# No-cut InkJet Heat Transfer Paper



## aries (Mar 18, 2007)

Has anyone used this paper?If so where did you purchase the paper...


----------



## Lnfortun (Feb 18, 2006)

aries said:


> Has anyone used this paper?If so where did you purchase the paper...


The company will not sell the product through their website. The company only plans to sell to high volume buyer or potential dealer. The sample is available for evaluation. You can email directly to [email protected].

Here is how to order sample:



> "The easiest way to purchase is to go to our website, Welcome to www.unique4youonline.com, under iron on heat transfer, select 8.5x11 inch 10 sheets (for light color T-shirt), it is $5, when you click, it will add $5 S/h, total will be $10. We will make sure to mail you the special sample pack.
> 
> The other way is to mail a check of $10 to:
> 
> ...


----------



## aries (Mar 18, 2007)

lnfortun said:


> The company will not sell the product through their website. The company only plans to sell to high volume buyer or potential dealer. The sample is available for evaluation. You can email directly to [email protected].
> 
> Here is how to order sample:


have you used this transfer paper?If so how was turnout on shirt?thanks for the info...


----------



## Lnfortun (Feb 18, 2006)

aries said:


> have you used this transfer paper?If so how was turnout on shirt?thanks for the info...


Just got my samples. I will be testing them sometime this week. Will let you know.


----------



## bunnywilson (Jul 14, 2009)

Any more news on self cutting paper for INKJET?
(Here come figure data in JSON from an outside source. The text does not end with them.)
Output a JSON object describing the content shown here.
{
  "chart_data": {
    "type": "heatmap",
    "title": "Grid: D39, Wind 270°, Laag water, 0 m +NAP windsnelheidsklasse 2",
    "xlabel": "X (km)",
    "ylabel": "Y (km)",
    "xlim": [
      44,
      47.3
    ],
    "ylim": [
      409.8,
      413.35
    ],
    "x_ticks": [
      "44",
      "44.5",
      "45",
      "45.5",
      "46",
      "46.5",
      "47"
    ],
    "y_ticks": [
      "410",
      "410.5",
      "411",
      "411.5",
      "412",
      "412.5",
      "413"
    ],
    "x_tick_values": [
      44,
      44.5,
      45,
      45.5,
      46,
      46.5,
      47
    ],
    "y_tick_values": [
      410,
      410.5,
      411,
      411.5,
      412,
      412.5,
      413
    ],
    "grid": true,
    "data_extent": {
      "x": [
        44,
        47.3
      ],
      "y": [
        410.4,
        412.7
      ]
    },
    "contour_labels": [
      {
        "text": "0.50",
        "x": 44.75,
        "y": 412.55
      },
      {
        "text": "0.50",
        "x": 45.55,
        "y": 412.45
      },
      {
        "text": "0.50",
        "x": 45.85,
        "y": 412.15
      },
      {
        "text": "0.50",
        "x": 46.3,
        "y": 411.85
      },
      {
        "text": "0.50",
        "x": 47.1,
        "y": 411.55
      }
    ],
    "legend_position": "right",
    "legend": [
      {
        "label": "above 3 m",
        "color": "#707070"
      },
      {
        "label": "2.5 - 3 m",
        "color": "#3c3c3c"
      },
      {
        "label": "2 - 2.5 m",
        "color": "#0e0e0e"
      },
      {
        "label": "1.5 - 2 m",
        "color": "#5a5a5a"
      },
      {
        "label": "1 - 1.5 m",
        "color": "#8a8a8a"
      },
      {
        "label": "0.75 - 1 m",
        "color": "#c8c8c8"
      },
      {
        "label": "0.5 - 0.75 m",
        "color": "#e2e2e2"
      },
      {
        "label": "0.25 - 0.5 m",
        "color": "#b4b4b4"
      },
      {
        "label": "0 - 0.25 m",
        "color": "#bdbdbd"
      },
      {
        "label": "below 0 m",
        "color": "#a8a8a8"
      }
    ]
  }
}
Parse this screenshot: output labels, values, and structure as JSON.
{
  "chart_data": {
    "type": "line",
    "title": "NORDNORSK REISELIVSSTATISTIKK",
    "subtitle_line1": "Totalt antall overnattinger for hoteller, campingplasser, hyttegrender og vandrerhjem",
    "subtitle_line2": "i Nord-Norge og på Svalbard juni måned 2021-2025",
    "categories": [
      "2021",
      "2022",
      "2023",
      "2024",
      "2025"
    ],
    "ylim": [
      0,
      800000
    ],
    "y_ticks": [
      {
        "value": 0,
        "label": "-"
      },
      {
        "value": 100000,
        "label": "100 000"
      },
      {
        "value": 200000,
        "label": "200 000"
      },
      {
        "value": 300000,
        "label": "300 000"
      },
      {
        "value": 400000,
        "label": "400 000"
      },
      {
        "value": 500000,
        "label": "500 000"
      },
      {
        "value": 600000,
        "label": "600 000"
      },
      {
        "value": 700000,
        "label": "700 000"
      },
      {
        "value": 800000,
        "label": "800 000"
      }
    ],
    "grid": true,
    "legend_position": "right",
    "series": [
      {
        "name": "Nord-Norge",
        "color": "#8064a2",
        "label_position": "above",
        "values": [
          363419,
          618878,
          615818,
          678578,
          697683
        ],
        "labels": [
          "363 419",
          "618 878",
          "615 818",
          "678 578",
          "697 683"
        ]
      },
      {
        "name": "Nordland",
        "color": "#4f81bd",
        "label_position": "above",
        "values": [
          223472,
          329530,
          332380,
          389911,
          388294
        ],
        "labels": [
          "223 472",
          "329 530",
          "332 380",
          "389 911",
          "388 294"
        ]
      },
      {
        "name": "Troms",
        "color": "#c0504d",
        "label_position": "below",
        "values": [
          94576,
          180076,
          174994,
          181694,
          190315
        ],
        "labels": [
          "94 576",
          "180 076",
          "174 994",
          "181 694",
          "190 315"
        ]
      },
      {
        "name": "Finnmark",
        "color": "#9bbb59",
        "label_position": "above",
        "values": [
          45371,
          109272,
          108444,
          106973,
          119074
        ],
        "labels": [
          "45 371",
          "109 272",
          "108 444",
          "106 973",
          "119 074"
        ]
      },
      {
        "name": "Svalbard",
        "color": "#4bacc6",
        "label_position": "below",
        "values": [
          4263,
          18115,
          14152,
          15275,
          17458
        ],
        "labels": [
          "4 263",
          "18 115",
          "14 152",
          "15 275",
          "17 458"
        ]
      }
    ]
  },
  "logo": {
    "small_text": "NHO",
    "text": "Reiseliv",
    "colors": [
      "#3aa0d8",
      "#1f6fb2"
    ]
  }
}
There seems to be a mystery surrounding this product. Does is actually exist? People who've sampled it seem to disappear!

ANY news?


----------



## Lnfortun (Feb 18, 2006)

Imageclip for inkjet. It works better than the Chinese brand.

The Chinese brand did not work for me no matter what I did.


----------



## bunnywilson (Jul 14, 2009)

Lnfortun said:


> Imageclip for inkjet. It works better than the Chinese brand.
> 
> The Chinese brand did not work for me no matter what I did.


 
Thank you kindly Luis, you are a gentlemen and a scholar!


----------